Unfortunately, it uses a windows application to manage the switches – the 5 and 8 port varieties don’t have a usable built-in web server to manage them. Luckely, there’s a way to make that still work on Linux ;) as it seems that it’s just a JavaFX application. The only thing you’ll ever need a windows installation for (or use Wine) is to install the actual application.

After installation, You’ll find a file called “Easy Smart Configuration Utility.exe” in the installation path. Copy that to your Linux installation, rename to .jar, and you’re good to go.

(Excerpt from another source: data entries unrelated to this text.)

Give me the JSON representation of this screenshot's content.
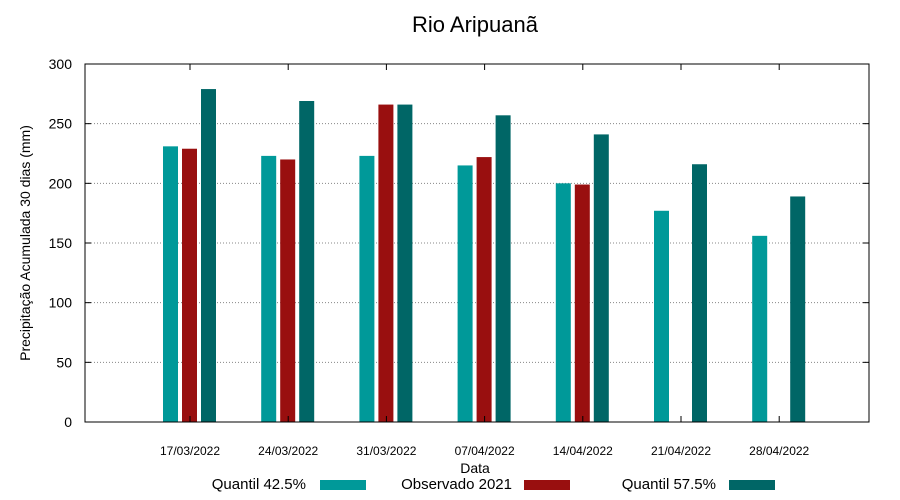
{
  "chart_data": {
    "type": "bar",
    "title": "Rio Aripuanã",
    "xlabel": "Data",
    "ylabel": "Precipitação Acumulada 30 dias (mm)",
    "ylim": [
      0,
      300
    ],
    "yticks": [
      0,
      50,
      100,
      150,
      200,
      250,
      300
    ],
    "grid": true,
    "legend_position": "bottom",
    "categories": [
      "17/03/2022",
      "24/03/2022",
      "31/03/2022",
      "07/04/2022",
      "14/04/2022",
      "21/04/2022",
      "28/04/2022"
    ],
    "series": [
      {
        "name": "Quantil 42.5%",
        "color": "#009999",
        "values": [
          231,
          223,
          223,
          215,
          200,
          177,
          156
        ]
      },
      {
        "name": "Observado 2021",
        "color": "#990f0f",
        "values": [
          229,
          220,
          266,
          222,
          199,
          null,
          null
        ]
      },
      {
        "name": "Quantil 57.5%",
        "color": "#006666",
        "values": [
          279,
          269,
          266,
          257,
          241,
          216,
          189
        ]
      }
    ]
  }
}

To run it, you’ll also need the Oracle Java distribution, as JavaFX is not yet part of OpenJDK. Install that in your distribution of choice, and you’ll be able to start the application using java -jar “Easy Smart Configuration Utility.jar” and it’ll start right up.

tplink_easysmart

Unfortunately, it doesn’t work out of the box. The tool doesn’t find any devices on the network, but they are there.
Checking with netstat, the tool bound itself on UDP port 29809, on the local ip address.

$ PID=$(pgrep -f "java -jar Easy Smart Configuration Utility.jar"); netstat -lnput | grep -e Proto -e $PID

Proto  Recv-Q  Send-Q  Local Address            Foreign Address  State  PID/Program name 
udp6   0       0       [your ip address]:29809  :::*                    28529/java

Checking with tcpdump showed that the traffic was returning, but since our tool is only listening on the local ip, and not the UDP broadcast address, it never sees anything.

# tcpdump udp port 29809
tcpdump: verbose output suppressed, use -v or -vv for full protocol decode
listening on wlp1s0, link-type EN10MB (Ethernet), capture size 262144 bytes
09:35:48.652235 IP [your ip address].29809 > 255.255.255.255.29808: UDP, length 36
09:35:48.961586 IP [switch ip address].29808 > 255.255.255.255.29809: UDP, length 159

It seems the tool binds to the local IP instead of the ‘any ip’, 0.0.0.0, so you need to locally forward the traffic incoming on the port to your local ip. To do this, execute this command (and/or add it to your local firewall script):

# iptables -t nat -A PREROUTING -p udp -d 255.255.255.255 --dport 29809 -j DNAT --to [your ip address]:29809

And don’t forget to enable IP forwarding

# echo 1 > /proc/sys/net/ipv4/ip_forward

Now you should be able to find and configure the switches in your local network.